Where are these rumours and murmurs coming from, if not from the male represented media themselves? Why are they asking these irrelevant questions when it comes to Caster Semenya. The International Athletics Federation has a ruling which must be adhered to and that is that testosterone levels with regard to the athlete Caster Semenya are all in order for IAAF regulations and are non-negotiable.

Seemingly, some media people can’t understand how SA can produce a black woman champion of the caliber and prowess boasted by Caster Semenya. Yes, SA hasn’t surfaced much black women sports champions. But that’s not because the black women can’t perform and achieve internationally. That’s because black women haven’t been supported and given the adequate and necessary opportunities to achieve and perform credibly on the international sports stages.

Most importantly, in the conservative and limited-thinking minds of media men, sportswomen have to be constructed in a particular image and that image is feminine; anything else has to be questioned and shown up as being abnormal.

We must not allow Caster Semenya’s sports prowess and athletics ability to be scrutinised by an ill-formed and non-feminist media. This also applies to the public who also surface their disgusting questions when they think some woman in sport and sportswomen don’t fit their sportswoman’s image.

The champion athlete that is Caster Semenya has grown in physical identity from a teenage girl athlete to a young woman on the athletics track. Semenya has also grown fabulously in confidence, self-love and strength. She is not allowing the rumours to get to her because she knows she is participating in athletics as a woman athlete, having not broken any ‘gender’ rules of the international sports domain and their governing structures.

I’ve watched Caster Semenya in training and competition, have spoken to her outside of her track events and have discovered a very self-assured, non-boasting/non-boastful, confident woman athlete. Semenya’s mental strength is strong, very strong. She knows that there exists those who will try to break her and that such people can be found amongst her competitors, the media, the seemingly supportive public and sports officials. She also knows and appreciates the respect given to her by all who know her athletics prowess and worth.

Caster Semenya is a phenomenal woman athlete. She is South African. Why are the performances of South Africa’s phenomenal sportsmen not scrutinised and speculated about like Caster Semenya has to undergo? Why can’t the media accept that Semenya is a rare talent?  After almost not qualifying for the 2015 world athletics championship, Semenya’s achievements this season are world class and world leading. Nothing wrong with that, is there?

Coach of Caster Semenya and the athlete Caster Semenya would tell anyone asking about her achievements in 2016 they are associated with her training programme, her coach and her mental strength to be back at the top of world athletics. That is what Caster Semenya wanted, that is what she worked very hard at, and that is what she is achieving.

Now that the black woman athlete is achieving all that she set out to do and worked hard for, there are those want to question her abilities and link this to ‘higher testosterone levels’.

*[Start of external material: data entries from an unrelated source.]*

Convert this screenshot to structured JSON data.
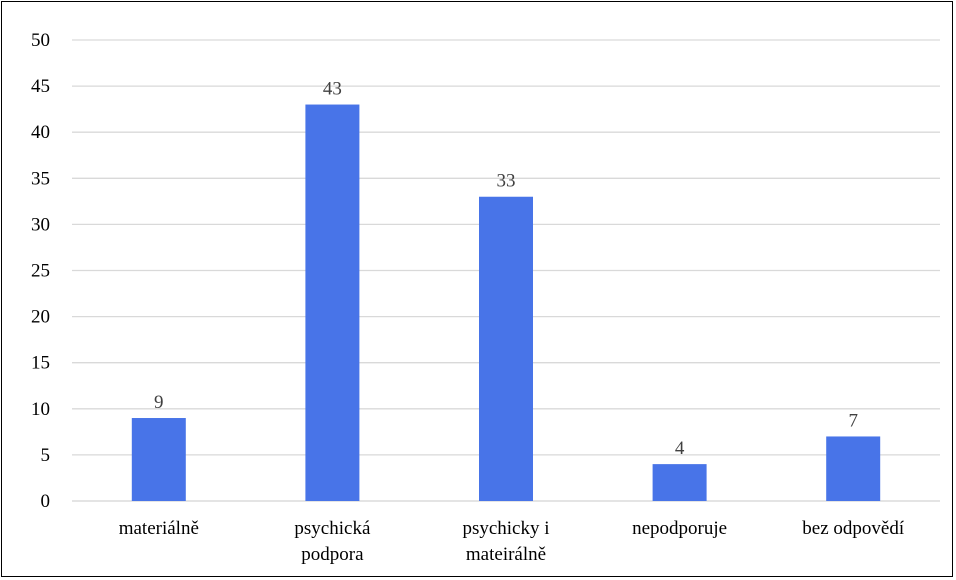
{
  "chart_data": {
    "type": "bar",
    "categories": [
      [
        "materiálně"
      ],
      [
        "psychická",
        "podpora"
      ],
      [
        "psychicky i",
        "mateirálně"
      ],
      [
        "nepodporuje"
      ],
      [
        "bez odpovědí"
      ]
    ],
    "values": [
      9,
      43,
      33,
      4,
      7
    ],
    "data_labels": [
      "9",
      "43",
      "33",
      "4",
      "7"
    ],
    "yticks": [
      "0",
      "5",
      "10",
      "15",
      "20",
      "25",
      "30",
      "35",
      "40",
      "45",
      "50"
    ],
    "ylim": [
      0,
      50
    ],
    "title": "",
    "xlabel": "",
    "ylabel": "",
    "grid": true,
    "legend": "none",
    "colors": {
      "bar": "#4874E8",
      "grid": "#D9D9D9",
      "data_label": "#404040",
      "border": "#000000"
    }
  }
}
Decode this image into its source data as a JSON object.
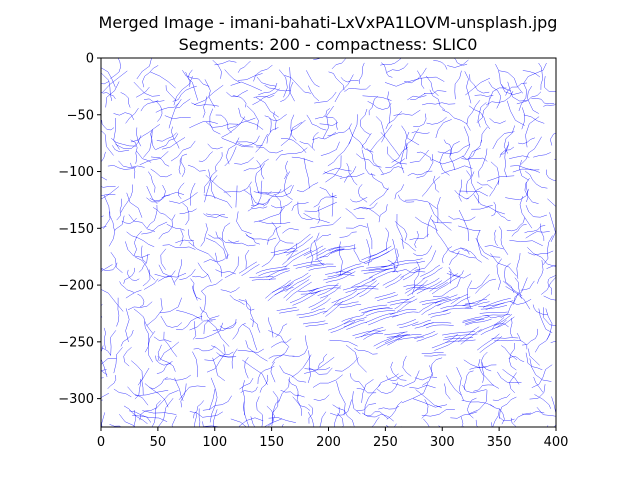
{
  "chart_data": {
    "type": "image",
    "title_line1": "Merged Image - imani-bahati-LxVxPA1LOVM-unsplash.jpg",
    "title_line2": "Segments: 200 - compactness: SLIC0",
    "xlim": [
      0,
      400
    ],
    "ylim": [
      -325,
      0
    ],
    "x_ticks": [
      0,
      50,
      100,
      150,
      200,
      250,
      300,
      350,
      400
    ],
    "y_ticks": [
      0,
      -50,
      -100,
      -150,
      -200,
      -250,
      -300
    ],
    "line_color": "#0000ff"
  }
}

Just like tennis champion Serena Williams’ tennis abilities can’t be accepted by those intent on vilifying champion black sportswomen, so too is Caster Semenya subjected to horrific and ugly media questioning.

This is it about Caster Semenya. She is a woman athlete of amazing sports talent. She trains very hard and is disciplined as an athlete. She achieves on the athletics track because she works at getting the results she desires. There is nothing ‘wrong’ with her body shape, size and image. Everything that is seemingly ‘wrong’ with Caster Semenya is what is wrong in the minds of those who are doing the questioning and bouncing the rumours.

There must be no questions about Caster Semenya’s testosterone levels. No question. No murmurs. No rumours. What must be celebrated and applauded is the remarkable woman athlete that is Caster Semenya and what must be applauded are her fantastic track achievements.